We've had almost daily power cuts; intermittent things which mean all electronic clocks (on the cooker and the heating) must be repeatedly reset. There is still water, water everywhere, and mud, mud (not very) glorious mud.

On the bright side the polytunnel is intact and full of salad and we've had some bright crisp clear nights rich with stars. Sitting here now, at the computer, I look out of the window and sigh at the state of the garden but even through the gloom of dusk I can see the glimmer of a bud; a hellebore, tough as old boots and a sure sign of better things to come.

Monday 21 January 2013

What a difference a week makes!

Life WAS better when the sun shone but then it became, um..., interesting!


And very white!


It's between four and six inches deep mostly, but other bits are as much as a foot deep (or an arm in this case!) School has been shut, open (briefly) and shut again.


We've been tobogganing...



...we've been silly...


...we've played and wrestled...


...we've icicled...



...and it's showing no signs of leaving.

Wednesday 9 January 2013

Life is better when the sun shines


It was feeling almost springlike today as I was giving Pippin her extra food. The poor old thing's still going strong despite having a list of ailments as long as her tail. She loves her extra treats.


We could do with more dry days like today because it's like this pretty much all over the farm - worse in some places. The land just cannot take any more rain. At least it is sloping so the worst of the wet runs off, but put your boot down on even the greenest-looking bit and the answer is squelch.

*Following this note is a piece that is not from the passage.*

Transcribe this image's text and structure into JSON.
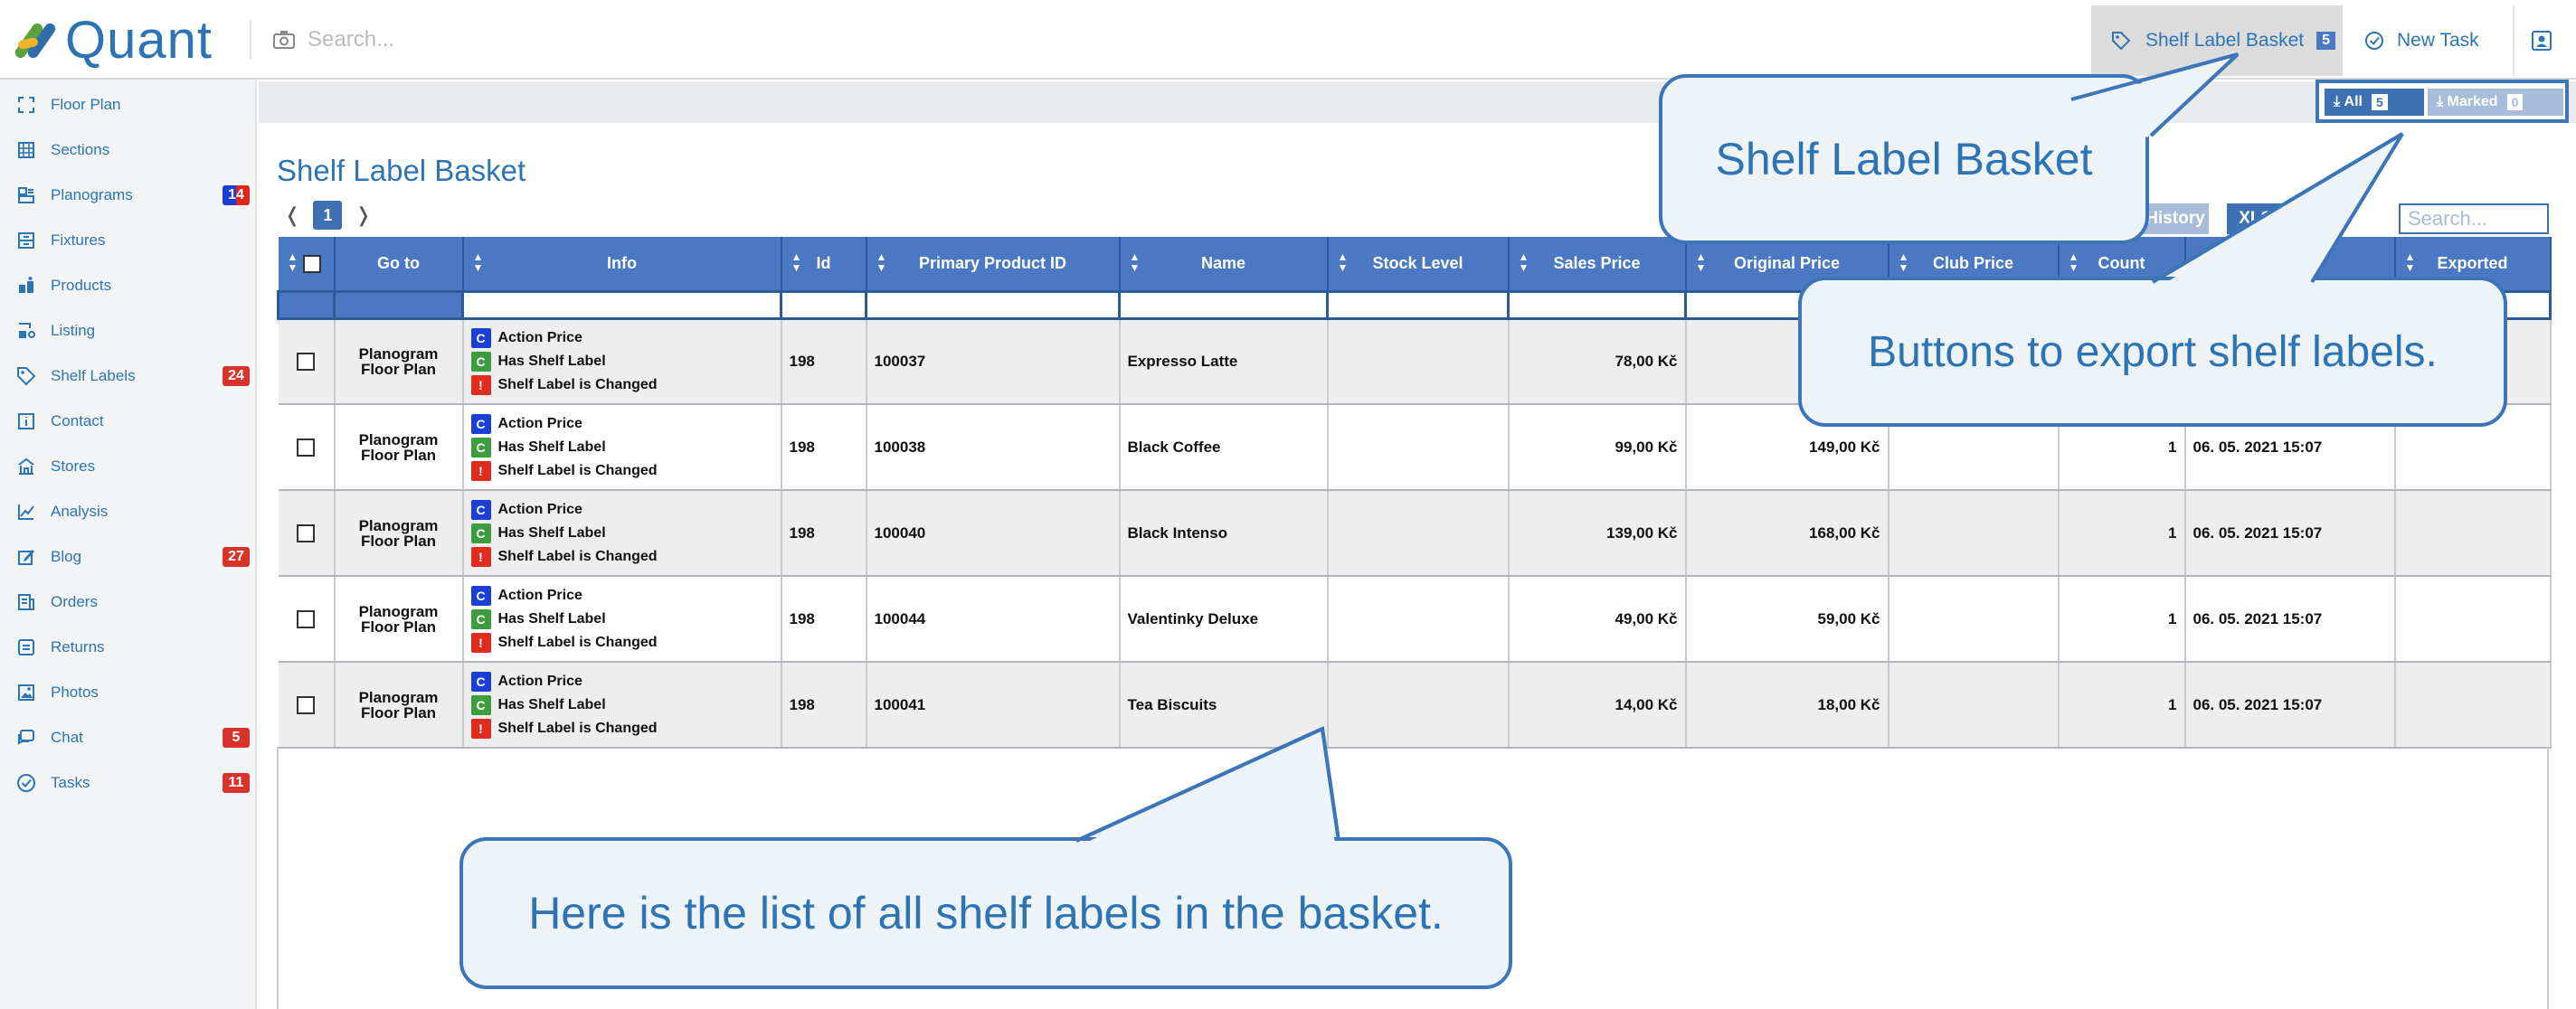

I love it when the sheep are obedient. Who needs a sheepdog when you can just open the gate and call them? We used the international sheep call sign of here sheepy sheep sheeps and (for once) in they came. The rattling of a feed sack helped, as did the fact that they knew a cosy barn is theirs until after lambing and sheep like nothing better than loafing about indoors with unlimited food. 

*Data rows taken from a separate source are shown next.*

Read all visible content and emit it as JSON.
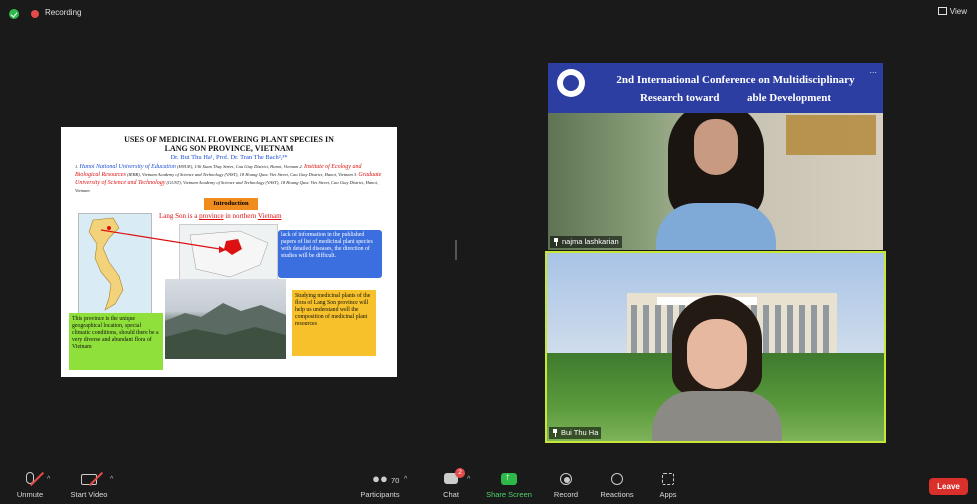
{
  "topbar": {
    "recording_label": "Recording",
    "view_label": "View"
  },
  "slide": {
    "title_line1": "USES OF MEDICINAL FLOWERING PLANT SPECIES IN",
    "title_line2": "LANG SON PROVINCE, VIETNAM",
    "authors": "Dr. Bui Thu Ha¹, Prof. Dr. Tran The Bach²,³*",
    "aff_num": "1.",
    "aff_org1": "Hanoi National University of Education",
    "aff_text1": "(HNUE), 136 Xuan Thuy Street, Cau Giay District, Hanoi, Vietnam 2.",
    "aff_org2": "Institute of Ecology and Biological Resources",
    "aff_text2": "(IEBR), Vietnam Academy of Science and Technology (VAST), 18 Hoang Quoc Viet Street, Cau Giay District, Hanoi, Vietnam 3.",
    "aff_org3": "Graduate University of Science and Technology",
    "aff_text3": "(GUST), Vietnam Academy of Science and Technology (VAST), 18 Hoang Quoc Viet Street, Cau Giay District, Hanoi, Vietnam",
    "intro_label": "Introduction",
    "langson_a": "Lang Son is a ",
    "langson_b": "province",
    "langson_c": " in northern ",
    "langson_d": "Vietnam",
    "blue_box": "lack of information in the published papers of list of medicinal plant species with detailed diseases, the direction of studies will be difficult.",
    "green_box": "This province is the unique geographical location, special climatic conditions, should there be a very diverse and abundant flora of Vietnam",
    "yellow_box": "Studying medicinal plants of the flora of Lang Son province will help us understand well the composition of medicinal plant resources"
  },
  "video_tile_1": {
    "banner_line1": "2nd International Conference on Multidisciplinary",
    "banner_line2": "Research toward",
    "banner_line2_end": "able Development",
    "more_label": "...",
    "participant_name": "najma lashkarian"
  },
  "video_tile_2": {
    "participant_name": "Bui Thu Ha"
  },
  "toolbar": {
    "unmute_label": "Unmute",
    "start_video_label": "Start Video",
    "participants_label": "Participants",
    "participants_count": "70",
    "chat_label": "Chat",
    "chat_badge": "2",
    "share_screen_label": "Share Screen",
    "record_label": "Record",
    "reactions_label": "Reactions",
    "apps_label": "Apps",
    "leave_label": "Leave",
    "caret": "^"
  },
  "colors": {
    "background": "#1a1a1a",
    "share_green": "#4ed36b",
    "leave_red": "#d9302c",
    "active_speaker_border": "#c7e635"
  }
}
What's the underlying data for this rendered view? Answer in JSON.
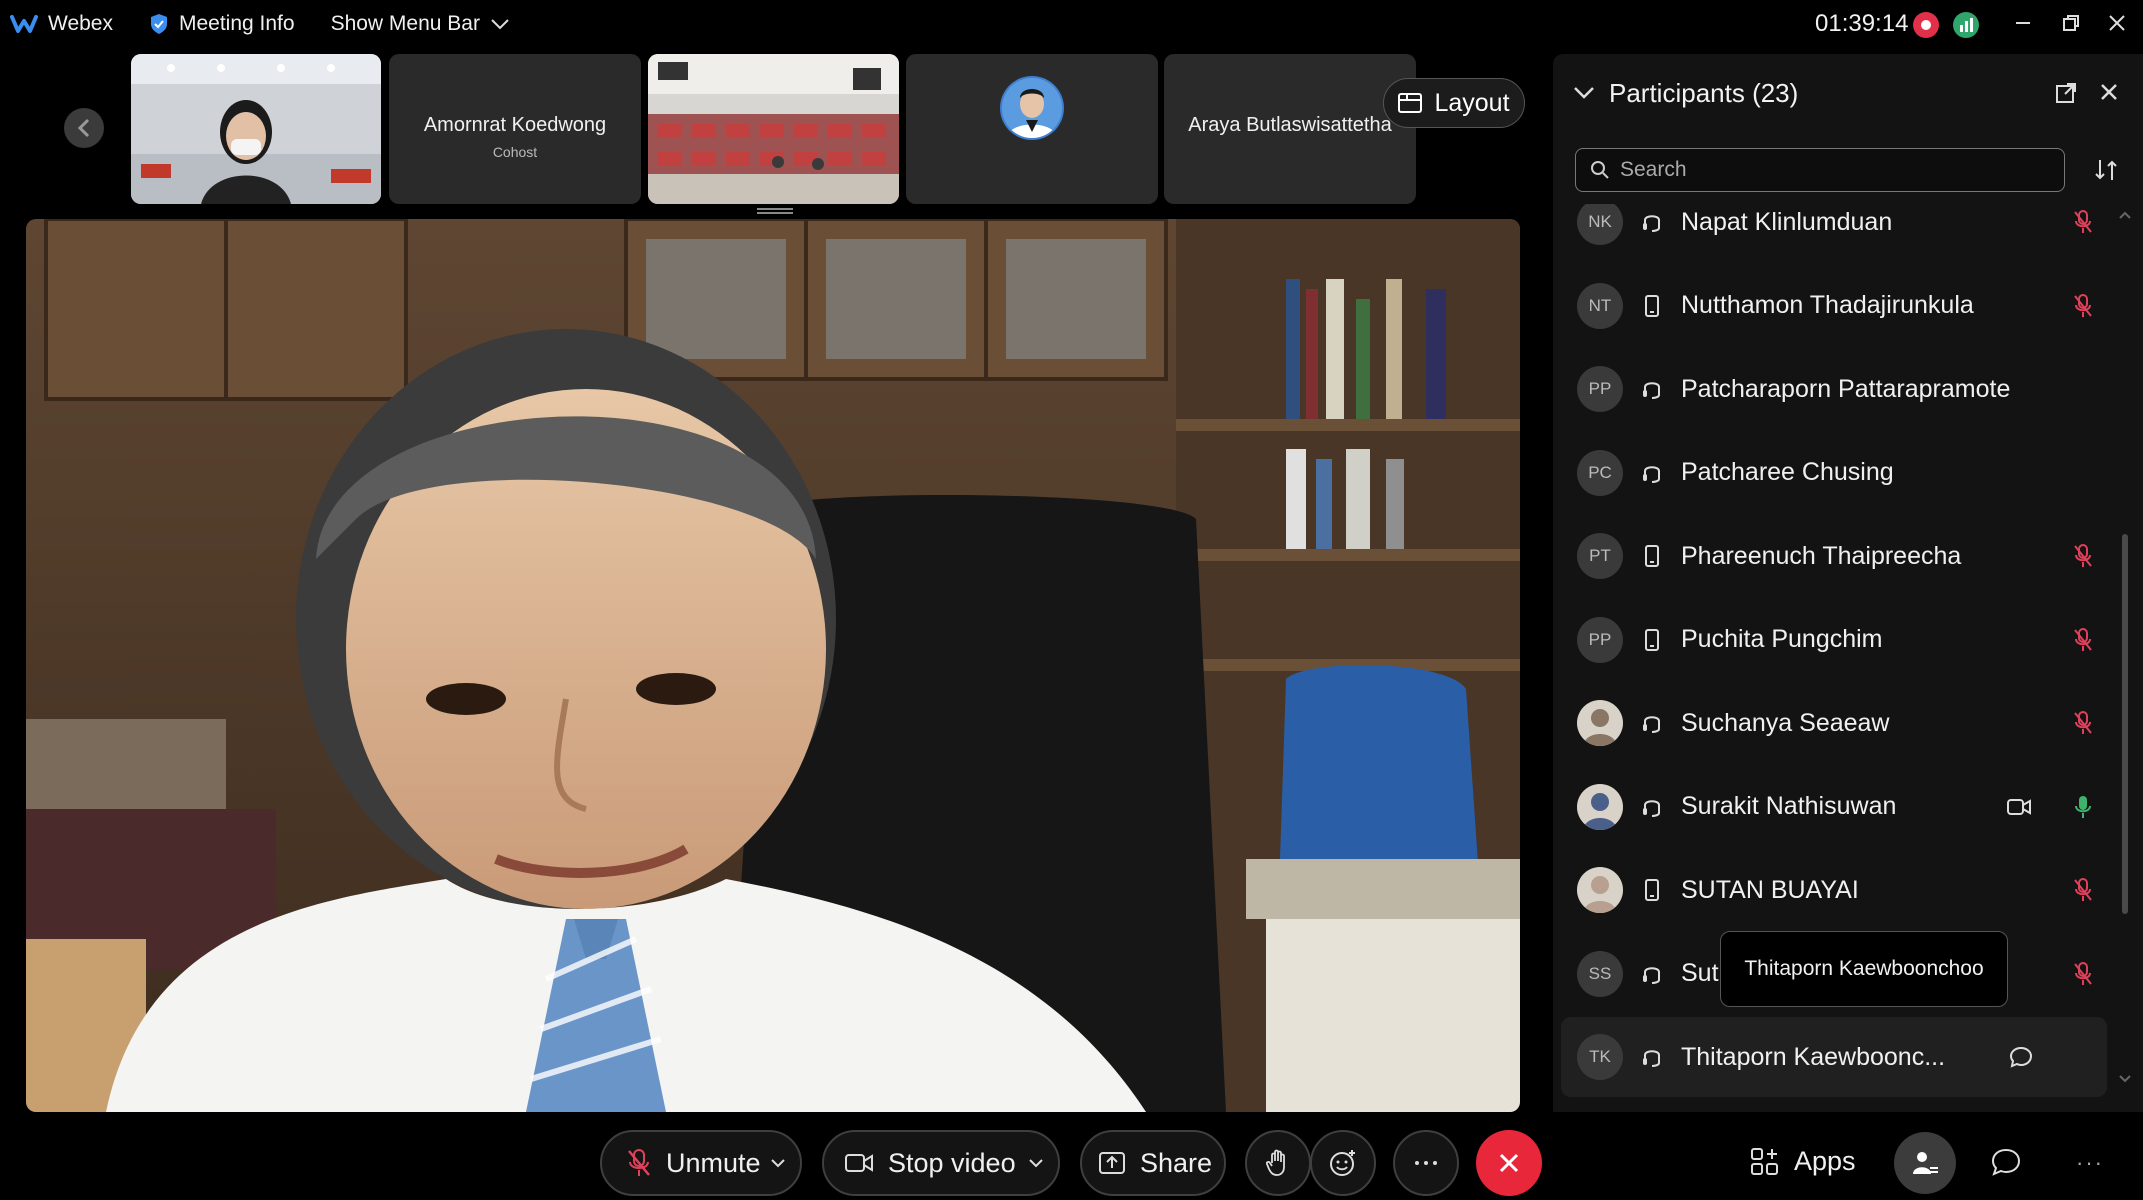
{
  "topbar": {
    "app_name": "Webex",
    "meeting_info": "Meeting Info",
    "show_menu_bar": "Show Menu Bar",
    "clock": "01:39:14"
  },
  "thumbnails": [
    {
      "type": "video",
      "scene": "woman-with-mask"
    },
    {
      "type": "name",
      "name": "Amornrat Koedwong",
      "role": "Cohost"
    },
    {
      "type": "video",
      "scene": "auditorium"
    },
    {
      "type": "avatar"
    },
    {
      "type": "name",
      "name": "Araya Butlaswisattetha"
    }
  ],
  "layout_button": "Layout",
  "panel": {
    "title": "Participants (23)",
    "search_placeholder": "Search"
  },
  "participants": [
    {
      "initials": "NK",
      "name": "Napat Klinlumduan",
      "device": "headset",
      "status": "mic-off",
      "color_avatar": false
    },
    {
      "initials": "NT",
      "name": "Nutthamon Thadajirunkula",
      "device": "mobile",
      "status": "mic-off",
      "color_avatar": false
    },
    {
      "initials": "PP",
      "name": "Patcharaporn Pattarapramote",
      "device": "headset",
      "status": "none",
      "color_avatar": false
    },
    {
      "initials": "PC",
      "name": "Patcharee Chusing",
      "device": "headset",
      "status": "none",
      "color_avatar": false
    },
    {
      "initials": "PT",
      "name": "Phareenuch Thaipreecha",
      "device": "mobile",
      "status": "mic-off",
      "color_avatar": false
    },
    {
      "initials": "PP",
      "name": "Puchita Pungchim",
      "device": "mobile",
      "status": "mic-off",
      "color_avatar": false
    },
    {
      "initials": "",
      "name": "Suchanya Seaeaw",
      "device": "headset",
      "status": "mic-off",
      "color_avatar": true
    },
    {
      "initials": "",
      "name": "Surakit Nathisuwan",
      "device": "headset",
      "status": "mic-on",
      "camera": true,
      "color_avatar": true
    },
    {
      "initials": "",
      "name": "SUTAN BUAYAI",
      "device": "mobile",
      "status": "mic-off",
      "color_avatar": true
    },
    {
      "initials": "SS",
      "name": "Sut",
      "device": "headset",
      "status": "mic-off",
      "color_avatar": false
    },
    {
      "initials": "TK",
      "name": "Thitaporn Kaewboonc...",
      "device": "headset",
      "status": "chat",
      "color_avatar": false,
      "selected": true
    }
  ],
  "tooltip": "Thitaporn Kaewboonchoo",
  "controls": {
    "unmute": "Unmute",
    "stop_video": "Stop video",
    "share": "Share",
    "apps": "Apps"
  },
  "colors": {
    "end_call": "#e8283a",
    "mic_off": "#e0405a",
    "mic_on": "#3fb36d",
    "record": "#e3304a"
  }
}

Dylan the new ram seems to be quite the charmer and has settled happily into the flock. He had sore feet but a bit of appropriate medicine and the company of his new ladies took his mind off his sore hooves and he's sound again.


Everything we do has spectators. This is Mitch, the bossiest of the cat pack. And no, don't laugh at the "door". It'll get fixed one day. So what if it doesn't quite reach to the floor?! It saves the need for a cat flap.